Autism acceptance has been voted as the most important workplace accommodation by autistic adults (Petty et al., 2023). For autistic people to sustain employment, their workplaces must be psychologically safe places to be autistic without stigma or discrimination. Sustaining employment is dependent on good relationships between autistic people and their supervisors, line managers, and peers (Martin et al., 2023; Hayward et al., 2019; Johnson et al., 2020).
How – what changes can make a workplace more autism-friendly?
Autism acceptance training should be strengths based and neurodiversity-affirming, co-created by autistic people, and should, as far as possible, bring non-autistic people into contact (virtually, if not in person) with autistic people (Petty et al., 2023).
Autism acceptance training should emphasise implicit (unconscious) biases that make non-autistic people rate autistic people less favourably:
- If employers are aware that an autistic person’s social behaviour might differ in interview, they judge them more positively (Comer et al., 2023).
- Making people aware of their biases can help reduce them (Jones et al., 2021), and autism acceptance training can improve interactions between non-autistic and autistic people (Jones et al., 2023).
Training for employers should include training on management style, and guidance for in-job mentoring. Researchers suggest that managers need to a) cater their management technique to autistic employees rather than treating everyone the same, and b) not lower their expectations that autistic employees can excel, if placed in the appropriate role and adequately supported and accommodated – be “understanding challengers” who take time to understand autistic employees needs, while recognising they have the same potential to excel if suitably supported and accommodating (see Whelpley and Woznyj, 2023; Whelpley et al., 2021).
However, to make employment obtainable and sustainable for autistic people, there needs to be cultural change from the bottom-up.
Training programmes such as the above may improve recruitment and employment conditions for those who are known to be autistic (i.e. who disclose their diagnosis). However, they will not necessarily improve anything for the 1-2% of the population who are undiagnosed autistics (O’Nions et al., 2023) – note that diagnostic waiting lists for adults are overwhelmingly stretched, with people waiting years to be seen (National Autistic Society, 2023).
Undiagnosed autistic people will have grown up with the same kinds of victimisation as autistic people, but may have had more pejorative labels attached to them (e.g. ‘weird’, ‘stupid’) (Gellini & Marczak, 2023). They will be subject to the same unconscious biases which make non-autistic people simply like autistic people less. They will struggle chronically with employment and poor health, and thus, alongside diagnosed autistics, contribute in a large part to the strain on these services.
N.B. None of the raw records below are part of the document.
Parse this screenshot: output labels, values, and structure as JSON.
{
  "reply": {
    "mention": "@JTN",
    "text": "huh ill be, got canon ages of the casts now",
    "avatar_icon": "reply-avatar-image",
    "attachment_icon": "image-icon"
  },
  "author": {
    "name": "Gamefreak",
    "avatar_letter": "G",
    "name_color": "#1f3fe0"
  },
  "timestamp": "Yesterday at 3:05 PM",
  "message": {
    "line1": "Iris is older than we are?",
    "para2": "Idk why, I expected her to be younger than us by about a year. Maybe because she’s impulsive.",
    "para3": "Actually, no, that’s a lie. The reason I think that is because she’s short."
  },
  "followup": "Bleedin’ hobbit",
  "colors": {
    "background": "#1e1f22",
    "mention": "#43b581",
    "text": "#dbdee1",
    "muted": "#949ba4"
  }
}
However, they will not benefit from employers (and employees) simply being trained to treat autistic people more kindly when they know they are autistic.
A wider cultural shift is needed in order to make workplaces psychologically safe places to be autistic, whether or not the person is yet diagnosed. This is the only way that people can sustain work if they obtain it. This kind of cultural shift in the ways people think about difference and disability, attributing equal value and respect for different ways of being, needs to be embedded in education from early childhood. We can achieve something by training employers and employees now, but creating the most inclusive work culture requires producing future-employers and employees who grow up with inclusive mindsets.
This wider cultural change will also help reduce the problem of autistic people being too frightened to disclose their diagnosis at work because of the very real discrimination against autistic people (Romualdez et al. 2021; Jones et al., 2022).
This camouflaging (trying to hide one’s autism and “pass as normal”) is directly associated with burnout and suicidality (Arnold et al., 2023; Mantzalas et al., 2023). A cultural change is needed to make it safe to be autistic throughout public spaces.